Depending on the plant community and terrain being studied, different measurement techniques may be used to estimate ET fluxes. Ultimately, most measuring techniques yield a specific flux (L/T: e.g., cm/sec) per specified unit area (L2: e.g., xylem area, basal area, canopy area, or ground area). To accommodate the various measurement techniques, we use a scaling factor to represent the unit area being measured. The units associated with the ET–flux curves must match the specified unit area or scaling factor.
Riparian ecosystems are dynamic, with plant cover and composition changing seasonally and annually. Over longer time scales, climate and atmospheric carbon dioxide concentration changes may alter the groundwater–transpiration relationship, requiring that a new set of ET curves be developed. Temporal changes in plant coverage or changes in transpiration–groundwater relationships are handled as separate time steps within MODFLOW. Each time step requires a separate fractional coverage or shape file. The PRE-RIP-ET program makes the preparation of seasonal coverages relatively easy. Historically, most groundwater models were based on annual time steps. However, seasonal models are strongly recommended if accurate groundwater–vegetation dynamics or estimates of ET are desired.
Land Surface Elevation
Schematic of a model cell showing the size of the cell, as compared with the riparian corridor width, and the effect of surface elevation variability on extinction depth.
The RIP-ET program allows for multiple surface elevations per cell by providing the modeler with the option of assigning unique elevation values for each PFG or individual polygon within a cell. With RIP-GIS, a weighted-average elevation is calculated for each PFSG polygon using data from any type of digital elevation grid such as a digital elevation model. In many locations, fine-resolution digital elevation models (10 m or smaller) are now available. The extinction depths for the PFSGs are calculated according to the elevation of their associated polygons rather than the average elevation for the entire cell. The accuracy of HSURF and thus the extinction depths are now controlled by the user-determined polygon size and the resolution of the elevation data rather than by the model cell size.

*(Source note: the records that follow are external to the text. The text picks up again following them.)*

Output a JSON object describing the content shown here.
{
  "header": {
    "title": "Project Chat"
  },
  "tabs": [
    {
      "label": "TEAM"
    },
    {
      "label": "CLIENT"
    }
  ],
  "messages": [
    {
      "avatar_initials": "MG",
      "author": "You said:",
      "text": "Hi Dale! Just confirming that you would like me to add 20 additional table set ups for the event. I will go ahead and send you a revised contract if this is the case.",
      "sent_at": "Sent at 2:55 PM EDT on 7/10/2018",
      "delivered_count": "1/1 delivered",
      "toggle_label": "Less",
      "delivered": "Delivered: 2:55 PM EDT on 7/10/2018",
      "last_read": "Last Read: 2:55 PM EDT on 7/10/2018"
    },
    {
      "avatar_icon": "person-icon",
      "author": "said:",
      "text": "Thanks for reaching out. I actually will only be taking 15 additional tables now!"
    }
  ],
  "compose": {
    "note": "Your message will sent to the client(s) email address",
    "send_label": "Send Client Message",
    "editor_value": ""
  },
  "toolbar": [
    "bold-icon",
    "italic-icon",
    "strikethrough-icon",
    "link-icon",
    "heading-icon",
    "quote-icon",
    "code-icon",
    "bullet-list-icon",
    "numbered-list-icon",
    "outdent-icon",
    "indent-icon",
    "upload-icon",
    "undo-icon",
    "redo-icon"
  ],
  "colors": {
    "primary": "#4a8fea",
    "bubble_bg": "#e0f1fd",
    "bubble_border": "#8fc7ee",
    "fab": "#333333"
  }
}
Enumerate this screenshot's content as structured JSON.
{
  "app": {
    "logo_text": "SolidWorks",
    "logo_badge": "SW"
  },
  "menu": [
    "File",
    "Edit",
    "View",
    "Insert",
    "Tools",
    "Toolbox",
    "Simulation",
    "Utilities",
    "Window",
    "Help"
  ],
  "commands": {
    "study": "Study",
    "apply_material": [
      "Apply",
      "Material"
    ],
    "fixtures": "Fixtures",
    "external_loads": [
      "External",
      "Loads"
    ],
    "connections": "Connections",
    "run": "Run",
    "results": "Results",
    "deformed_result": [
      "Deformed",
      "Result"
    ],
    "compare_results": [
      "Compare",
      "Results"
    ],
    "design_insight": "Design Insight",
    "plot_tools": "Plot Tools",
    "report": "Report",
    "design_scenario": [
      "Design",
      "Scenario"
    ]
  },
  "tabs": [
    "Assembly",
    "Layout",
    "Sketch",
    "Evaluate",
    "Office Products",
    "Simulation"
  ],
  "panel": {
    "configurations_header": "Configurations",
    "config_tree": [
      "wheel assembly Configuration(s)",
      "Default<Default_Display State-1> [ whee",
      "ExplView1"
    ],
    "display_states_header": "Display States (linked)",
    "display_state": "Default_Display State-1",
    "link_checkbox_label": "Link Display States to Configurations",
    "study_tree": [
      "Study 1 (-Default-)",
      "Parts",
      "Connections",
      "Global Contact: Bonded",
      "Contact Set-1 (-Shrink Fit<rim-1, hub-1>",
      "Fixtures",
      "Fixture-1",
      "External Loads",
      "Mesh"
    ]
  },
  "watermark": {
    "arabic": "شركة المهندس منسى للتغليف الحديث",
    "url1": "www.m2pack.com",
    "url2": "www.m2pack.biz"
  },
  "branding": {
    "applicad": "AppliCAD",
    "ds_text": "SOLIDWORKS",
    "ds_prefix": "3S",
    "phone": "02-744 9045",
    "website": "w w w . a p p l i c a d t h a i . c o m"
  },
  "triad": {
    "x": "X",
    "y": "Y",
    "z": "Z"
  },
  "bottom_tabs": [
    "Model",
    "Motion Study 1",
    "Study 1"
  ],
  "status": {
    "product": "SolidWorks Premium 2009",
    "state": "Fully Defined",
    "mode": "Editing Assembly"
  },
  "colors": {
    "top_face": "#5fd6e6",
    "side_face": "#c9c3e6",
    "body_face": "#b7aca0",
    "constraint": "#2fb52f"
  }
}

Computational and convergence limitations are the major reasons why most basins or watersheds cannot be modeled with cell sizes small enough to capture accurately the variability of vegetation type and surface elevations in riparian systems. Groundwater flow models are represented by a partial differential equation. Cell size and number are dictated largely by the numeric approximation of this partial differential equation. In a groundwater flow simulation, the replacement of the continuous partial differential equation for ground water flow into a set of discrete cells is not straightforward process. Determining the number of model cells involves a trade-off between the costs (data preparation and ability to run the model and solve the matrix) and the benefits (accuracy). Sufficient detail is required to represent the hydraulic properties (Ks), hydraulic stresses (i.e., pumping, ET), and complexities of the flow field for the objectives of the study. However, this must be balanced by limitation in central processing unit (CPU) time and memory. For most solvers, the CPU time required for convergence is a function of n3, where n is the number of nodes (cells). Increasing the number of nodes incurs a large penalty on the solver and convergence rates as instability develops. Convergence and instability are further exacerbated as the K field becomes more heterogeneous (Reilly and Harbaugh 2004).
Model Results
Are the results of this new method for estimating and predicting ET different from traditional methods? And are these differences substantial enough to alter interpretations of ecosystem dynamics and plant group distributions? As one test, we calculated model results from traditional and RIP-ET packages for two rivers. The first of these was the South Fork Kern River basin (California). Within this semiarid basin, wet sedge and marsh areas (obligate wetland and shallow rooted riparian PFGs) were intermixed with cottonwood-willow (deep-rooted riparian PFG) forest habitat along the length of the small river. Using physical modeling parameters developed for a regional groundwater model of the South Fork Kern River valley, we simulated conditions using a two-season (summer and winter) steady-oscillatory state model (Maddock and Vionnet 1998). To make the comparisons as equitable as possible, ET estimates within the traditional method were based on a weighted average of the ET flux rates for the PFGs present.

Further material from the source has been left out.